With an overall budget of more than $11 million serving 1.3 million New Jerseyans, Medicaid will remain a crucial part of the state’s healthcare landscape, even if Christie decides against expanding eligibility.

New Models for Healthcare Delivery

While many of the health policy changes in recent years have focused on increasing health insurance coverage for more New Jersey residents, rapid changes also are occurring in the delivery of healthcare.

Two related models figure to become even more prominent in the coming year — patient centered medical homes (PCMH) and accountable care organizations (ACO).
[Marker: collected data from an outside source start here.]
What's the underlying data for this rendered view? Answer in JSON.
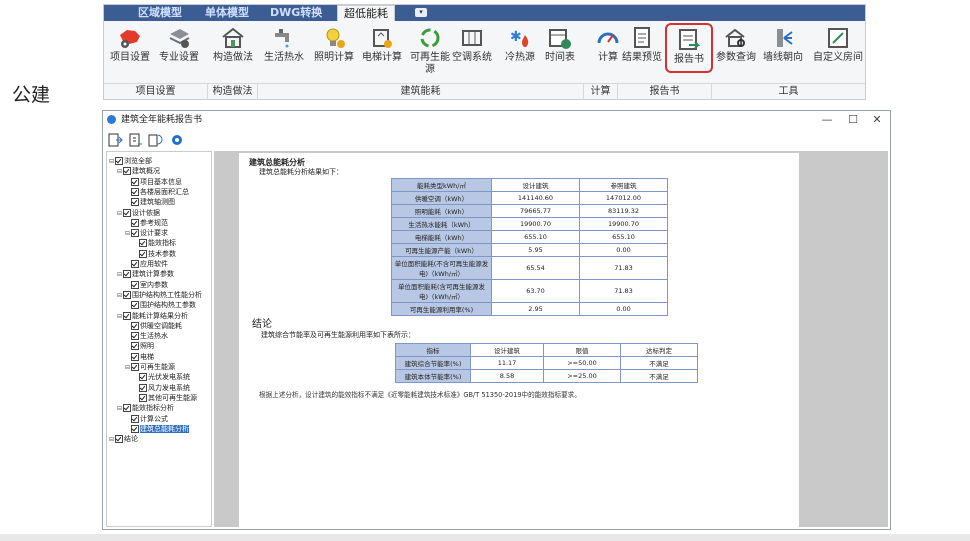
{
  "ribbon": {
    "tabs": [
      "区域模型",
      "单体模型",
      "DWG转换",
      "超低能耗"
    ],
    "buttons": [
      {
        "label": "项目设置",
        "icon": "china-map-gear-icon"
      },
      {
        "label": "专业设置",
        "icon": "layers-gear-icon"
      },
      {
        "label": "构造做法",
        "icon": "house-icon"
      },
      {
        "label": "生活热水",
        "icon": "faucet-icon"
      },
      {
        "label": "照明计算",
        "icon": "bulb-icon"
      },
      {
        "label": "电梯计算",
        "icon": "elevator-icon"
      },
      {
        "label": "可再生能源",
        "icon": "recycle-icon"
      },
      {
        "label": "空调系统",
        "icon": "ac-icon"
      },
      {
        "label": "冷热源",
        "icon": "snow-fire-icon"
      },
      {
        "label": "时间表",
        "icon": "calendar-clock-icon"
      },
      {
        "label": "计算",
        "icon": "gauge-icon"
      },
      {
        "label": "结果预览",
        "icon": "preview-icon"
      },
      {
        "label": "报告书",
        "icon": "report-icon"
      },
      {
        "label": "参数查询",
        "icon": "house-search-icon"
      },
      {
        "label": "墙线朝向",
        "icon": "wall-direction-icon"
      },
      {
        "label": "自定义房间",
        "icon": "custom-room-icon"
      }
    ],
    "groups": [
      "项目设置",
      "构造做法",
      "建筑能耗",
      "计算",
      "报告书",
      "工具"
    ],
    "extra_tab": "▾"
  },
  "side_label": "公建",
  "window": {
    "title": "建筑全年能耗报告书",
    "controls": [
      "—",
      "☐",
      "✕"
    ],
    "tree": [
      {
        "label": "浏览全部",
        "lvl": 0,
        "exp": "⊟"
      },
      {
        "label": "建筑概况",
        "lvl": 1,
        "exp": "⊟"
      },
      {
        "label": "项目基本信息",
        "lvl": 2
      },
      {
        "label": "各楼层面积汇总",
        "lvl": 2
      },
      {
        "label": "建筑轴测图",
        "lvl": 2
      },
      {
        "label": "设计依据",
        "lvl": 1,
        "exp": "⊟"
      },
      {
        "label": "参考规范",
        "lvl": 2
      },
      {
        "label": "设计要求",
        "lvl": 2,
        "exp": "⊟"
      },
      {
        "label": "能效指标",
        "lvl": 3
      },
      {
        "label": "技术参数",
        "lvl": 3
      },
      {
        "label": "应用软件",
        "lvl": 2
      },
      {
        "label": "建筑计算参数",
        "lvl": 1,
        "exp": "⊟"
      },
      {
        "label": "室内参数",
        "lvl": 2
      },
      {
        "label": "围护结构热工性能分析",
        "lvl": 1,
        "exp": "⊟"
      },
      {
        "label": "围护结构热工参数",
        "lvl": 2
      },
      {
        "label": "能耗计算结果分析",
        "lvl": 1,
        "exp": "⊟"
      },
      {
        "label": "供暖空调能耗",
        "lvl": 2
      },
      {
        "label": "生活热水",
        "lvl": 2
      },
      {
        "label": "照明",
        "lvl": 2
      },
      {
        "label": "电梯",
        "lvl": 2
      },
      {
        "label": "可再生能源",
        "lvl": 2,
        "exp": "⊟"
      },
      {
        "label": "光伏发电系统",
        "lvl": 3
      },
      {
        "label": "风力发电系统",
        "lvl": 3
      },
      {
        "label": "其他可再生能源",
        "lvl": 3
      },
      {
        "label": "能效指标分析",
        "lvl": 1,
        "exp": "⊟"
      },
      {
        "label": "计算公式",
        "lvl": 2
      },
      {
        "label": "建筑总能耗分析",
        "lvl": 2,
        "selected": true
      },
      {
        "label": "结论",
        "lvl": 0,
        "exp": "⊟"
      }
    ]
  },
  "report": {
    "heading": "建筑总能耗分析",
    "intro": "建筑总能耗分析结果如下：",
    "table1": {
      "header": [
        "能耗类型kWh/㎡",
        "设计建筑",
        "参照建筑"
      ],
      "rows": [
        [
          "供暖空调（kWh）",
          "141140.60",
          "147012.00"
        ],
        [
          "照明能耗（kWh）",
          "79665.77",
          "83119.32"
        ],
        [
          "生活热水能耗（kWh）",
          "19900.70",
          "19900.70"
        ],
        [
          "电梯能耗（kWh）",
          "655.10",
          "655.10"
        ],
        [
          "可再生能源产能（kWh）",
          "5.95",
          "0.00"
        ],
        [
          "单位面积能耗(不含可再生能源发电)（kWh/㎡）",
          "65.54",
          "71.83"
        ],
        [
          "单位面积能耗(含可再生能源发电)（kWh/㎡）",
          "63.70",
          "71.83"
        ],
        [
          "可再生能源利用率(%)",
          "2.95",
          "0.00"
        ]
      ]
    },
    "conclusion_title": "结论",
    "conclusion_intro": "建筑综合节能率及可再生能源利用率如下表所示：",
    "table2": {
      "header": [
        "指标",
        "设计建筑",
        "限值",
        "达标判定"
      ],
      "rows": [
        [
          "建筑综合节能率(%)",
          "11.17",
          ">=50.00",
          "不满足"
        ],
        [
          "建筑本体节能率(%)",
          "8.58",
          ">=25.00",
          "不满足"
        ]
      ]
    },
    "note": "根据上述分析，设计建筑的能效指标不满足《近零能耗建筑技术标准》GB/T 51350-2019中的能效指标要求。"
  }
}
In a PCMH, patient care is coordinated through a team-based approach, led by the patient’s primary care provider. Insurance companies pay providers in part for the time they spend coordinating care, rather than solely for the services they render to patients. Similarly, in an ACO, providers are held accountable for the cost and quality of the care provided to patients. Both of these models depend on patient care coordinators, employees who
follow up with patients to ensure they get necessary care, something particularly needed for patients with chronic conditions like diabetes.

These similar approaches are expected to become increasingly common as the ACA is implemented. Vincz noted that Horizon has been expanding both programs.

Horizon now has 360 PCMH primary care practice locations throughout the state, which works out to more than 1,000 providers serving 250,000 residents.

The state’s major insurance companies have also been signing ACO agreements steadily, a trend that is expected to continue in 2013.

“We will be building on these programs, expanding the benefits to more of our membership, and really looking to take better integrated primary care to the next level,” said Vincz.

A landmark in expanding the ACO model is expected in the early weeks of the year, as the state unveils its plans for implementing a Medicaid ACO demonstration program, which was signed into law by Christie in 2011. The program is intended to demonstrate the effectiveness of the ACO model in providing services to Medicaid recipients.